Recently money has been very tight, actually that's a lie. We've been on a pretty strict budget since the end of June. I don't think I've gotten new clothing since being pregnant, and even then I only got them because I had too. Over the summer and up until now Scottie has been the only one working. I've been trying to watch some kids here but things haven't quite panned out the way I thought they were going to. It's been tough but we've made it through!

We've been squirreling away any extra money we had, seeing how much groceries we could get for the least amount of money, pretty much living week to week, pay check to pay check. Thank god our land lord is pretty awesome and doesn't mind the rent check being just a little late.

We recently got our tax return and because of our beautiful bundle of joy it was more than what we normally would receive. We've decided to each get $1,000 save half and pay off people we have borrowed from. I'm using my money on a down payment for a car and Scottie's using his for whatever he wants.

I'm also in a wedding coming up in June so some of it will be for that. This money couldn't have come at a better time. We've gotten back on track with all of our bills and things are looking good.
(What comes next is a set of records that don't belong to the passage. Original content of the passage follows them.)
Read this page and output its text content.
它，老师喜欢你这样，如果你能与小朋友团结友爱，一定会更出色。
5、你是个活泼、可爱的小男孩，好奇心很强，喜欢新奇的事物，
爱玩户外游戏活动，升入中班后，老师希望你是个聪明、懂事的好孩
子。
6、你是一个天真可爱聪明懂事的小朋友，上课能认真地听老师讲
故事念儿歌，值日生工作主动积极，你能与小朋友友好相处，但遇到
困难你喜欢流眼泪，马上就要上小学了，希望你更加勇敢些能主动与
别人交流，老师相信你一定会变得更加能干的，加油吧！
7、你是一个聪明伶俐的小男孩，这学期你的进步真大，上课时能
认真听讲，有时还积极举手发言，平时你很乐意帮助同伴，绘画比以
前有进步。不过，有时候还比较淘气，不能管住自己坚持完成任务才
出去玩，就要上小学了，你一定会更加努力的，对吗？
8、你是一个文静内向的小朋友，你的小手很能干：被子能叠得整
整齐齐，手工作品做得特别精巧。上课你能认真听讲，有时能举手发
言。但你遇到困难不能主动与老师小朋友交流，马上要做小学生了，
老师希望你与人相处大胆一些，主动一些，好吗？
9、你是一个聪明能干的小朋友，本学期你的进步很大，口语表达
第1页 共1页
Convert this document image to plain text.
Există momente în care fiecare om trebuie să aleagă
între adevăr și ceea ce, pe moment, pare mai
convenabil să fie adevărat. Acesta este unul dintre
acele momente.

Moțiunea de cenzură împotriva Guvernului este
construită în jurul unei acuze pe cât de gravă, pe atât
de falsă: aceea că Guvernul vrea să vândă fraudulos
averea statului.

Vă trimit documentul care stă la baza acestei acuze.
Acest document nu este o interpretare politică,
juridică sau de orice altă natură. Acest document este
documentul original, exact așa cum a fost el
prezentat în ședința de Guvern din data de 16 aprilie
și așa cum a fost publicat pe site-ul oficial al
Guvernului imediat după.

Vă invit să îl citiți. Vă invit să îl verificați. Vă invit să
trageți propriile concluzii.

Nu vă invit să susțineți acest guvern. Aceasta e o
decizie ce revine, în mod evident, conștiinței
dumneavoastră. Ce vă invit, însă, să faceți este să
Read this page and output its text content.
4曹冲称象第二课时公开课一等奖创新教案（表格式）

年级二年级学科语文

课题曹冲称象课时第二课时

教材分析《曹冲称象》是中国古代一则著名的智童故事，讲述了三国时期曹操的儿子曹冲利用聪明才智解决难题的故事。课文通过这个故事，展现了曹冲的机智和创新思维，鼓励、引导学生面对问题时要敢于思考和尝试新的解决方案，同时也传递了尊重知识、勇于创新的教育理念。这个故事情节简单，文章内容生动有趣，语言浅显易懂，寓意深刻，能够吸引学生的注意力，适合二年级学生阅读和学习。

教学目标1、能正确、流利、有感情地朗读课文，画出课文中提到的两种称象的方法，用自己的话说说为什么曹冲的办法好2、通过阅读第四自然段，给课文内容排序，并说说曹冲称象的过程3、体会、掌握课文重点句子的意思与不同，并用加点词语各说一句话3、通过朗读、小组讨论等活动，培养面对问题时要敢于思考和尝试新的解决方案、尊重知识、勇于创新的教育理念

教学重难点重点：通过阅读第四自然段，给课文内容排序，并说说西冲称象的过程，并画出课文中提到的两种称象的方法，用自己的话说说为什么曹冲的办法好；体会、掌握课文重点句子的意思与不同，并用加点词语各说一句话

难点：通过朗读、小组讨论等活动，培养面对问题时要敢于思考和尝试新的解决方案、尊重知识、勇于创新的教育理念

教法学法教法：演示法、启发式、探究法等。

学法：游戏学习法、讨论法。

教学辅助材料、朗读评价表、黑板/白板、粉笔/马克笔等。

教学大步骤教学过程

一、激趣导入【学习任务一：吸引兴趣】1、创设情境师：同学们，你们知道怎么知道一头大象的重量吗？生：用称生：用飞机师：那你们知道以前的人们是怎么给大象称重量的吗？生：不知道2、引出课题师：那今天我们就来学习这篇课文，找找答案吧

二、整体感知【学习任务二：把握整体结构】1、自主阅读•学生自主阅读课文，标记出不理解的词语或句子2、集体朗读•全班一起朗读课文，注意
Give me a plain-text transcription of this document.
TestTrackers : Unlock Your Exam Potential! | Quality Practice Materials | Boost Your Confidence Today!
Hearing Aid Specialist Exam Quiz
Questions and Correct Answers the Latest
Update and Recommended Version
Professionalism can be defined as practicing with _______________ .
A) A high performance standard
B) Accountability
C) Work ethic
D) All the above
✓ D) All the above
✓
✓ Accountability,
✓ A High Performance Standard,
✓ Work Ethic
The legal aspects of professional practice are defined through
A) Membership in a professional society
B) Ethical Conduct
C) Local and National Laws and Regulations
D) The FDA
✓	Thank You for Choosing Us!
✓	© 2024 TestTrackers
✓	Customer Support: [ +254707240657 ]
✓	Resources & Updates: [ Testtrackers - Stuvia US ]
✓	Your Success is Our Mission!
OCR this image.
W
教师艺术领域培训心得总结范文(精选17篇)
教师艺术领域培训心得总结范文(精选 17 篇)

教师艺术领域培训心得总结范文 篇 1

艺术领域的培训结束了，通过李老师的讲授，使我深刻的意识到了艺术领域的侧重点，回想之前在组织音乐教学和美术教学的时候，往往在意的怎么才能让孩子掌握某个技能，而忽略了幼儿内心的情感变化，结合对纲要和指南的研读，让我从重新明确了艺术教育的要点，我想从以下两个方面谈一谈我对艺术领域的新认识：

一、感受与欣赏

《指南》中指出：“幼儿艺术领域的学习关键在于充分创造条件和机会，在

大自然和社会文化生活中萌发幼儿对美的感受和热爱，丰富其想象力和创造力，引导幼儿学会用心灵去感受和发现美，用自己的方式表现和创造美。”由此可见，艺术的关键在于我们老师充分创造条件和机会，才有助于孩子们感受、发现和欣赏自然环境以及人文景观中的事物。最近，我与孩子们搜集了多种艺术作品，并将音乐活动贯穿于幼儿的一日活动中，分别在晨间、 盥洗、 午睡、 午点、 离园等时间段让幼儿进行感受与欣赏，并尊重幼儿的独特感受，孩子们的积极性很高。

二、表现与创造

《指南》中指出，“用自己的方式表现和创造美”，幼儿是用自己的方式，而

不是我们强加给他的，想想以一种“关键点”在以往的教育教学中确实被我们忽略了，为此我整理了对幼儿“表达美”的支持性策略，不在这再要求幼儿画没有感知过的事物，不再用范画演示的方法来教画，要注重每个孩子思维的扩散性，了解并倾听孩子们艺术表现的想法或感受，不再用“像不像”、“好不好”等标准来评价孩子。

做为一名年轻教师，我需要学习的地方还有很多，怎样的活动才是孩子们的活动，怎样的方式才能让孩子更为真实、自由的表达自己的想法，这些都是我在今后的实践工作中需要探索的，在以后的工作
Now this post is not to complain about our money woes or to celebrate being out of the hole but to talk about something I like to call "mom guilt". Since having Nella I find it hard to buy things for myself, I'll look at a shirt but tell myself I don't need it. Well news flash since more than half of my clothes don't fit right at the moment I do need it. So I'm letting go. I'm letting go of that "mom guilt" and giving in to just a few things that I want/need.

Granted most days I stay at home and am more than happy with my hair in a messy bun, yoga pants and a v-neck shirt but on occasion I do have to look presentable. I just had my cousin's bridal shower, and my best friend has her's in April and then there's always church and the doctors office (yes I get dressed up for the doctors office, hey I don't get out much). So I did allow myself to get a couple of new shirts, and a new pair of jeans.

Let's face it, it's going to take a while to get my body back into shape so I need to feel good in the clothes that I have for my current body. Although shopping may have become a little bit more like a cruel game than the enjoyable experience I once remember, I know that I can find stuff for my body. I just have to be patient. I have to focus on how I look and not at the size. I know I'll get where need to be eventually but for now I need to feel comfortable in the skin I'm in right now. I need to stop focusing on what my body used to look like and start realizing that I'm still beautiful. My body did one of the most amazing things, I created a human! It took ten months to make her so I need to cut myself some slack and realize that I may look a little different but I still look good.

Exhibit A: New shirt, new jeans, big smile!

I also recently purchased a couple of nursing necklaces. Nella has a tendency to grab at anything I have on (weather it be a scarf, my sweater or even pulling at my shirt or skin...ouch!) so I decided to purchase some nursing necklaces. They are supposed to be something safe for your baby to hold onto, or play with while nursing. I found some really beautiful ones on MommyNecklaces.com and there's tons of hand made beauties on Etsy.com. A lot of them even double as teething necklaces (so I'd say they're pretty safe). They all use natural materials. I'm definitely excited to get those when they come in! I'll be sure to give an update on how well they work for us!

And to get rid of my lingering mommy guilt I got Nella the cutest Easter basket (for a pretty decent price- had a coupon!)  It's adorable, has her name on it and everything! Granted she won't really need it for a couple of years but I'd figured I'd get it out the way while we have a little extra cash!

I'm also excited because I'm going to be working again! I hate that Scottie is the only one bringing in money, so I'm going back to my old nanny job. It will be good to bring in some extra money and it will be good for Nella. They have a baby just two months older than her, so it'll be good for her to get some socialization. I love these girls like my own, so it's really not like work!

Happy spring everyone! Looking forward to the weather warming up!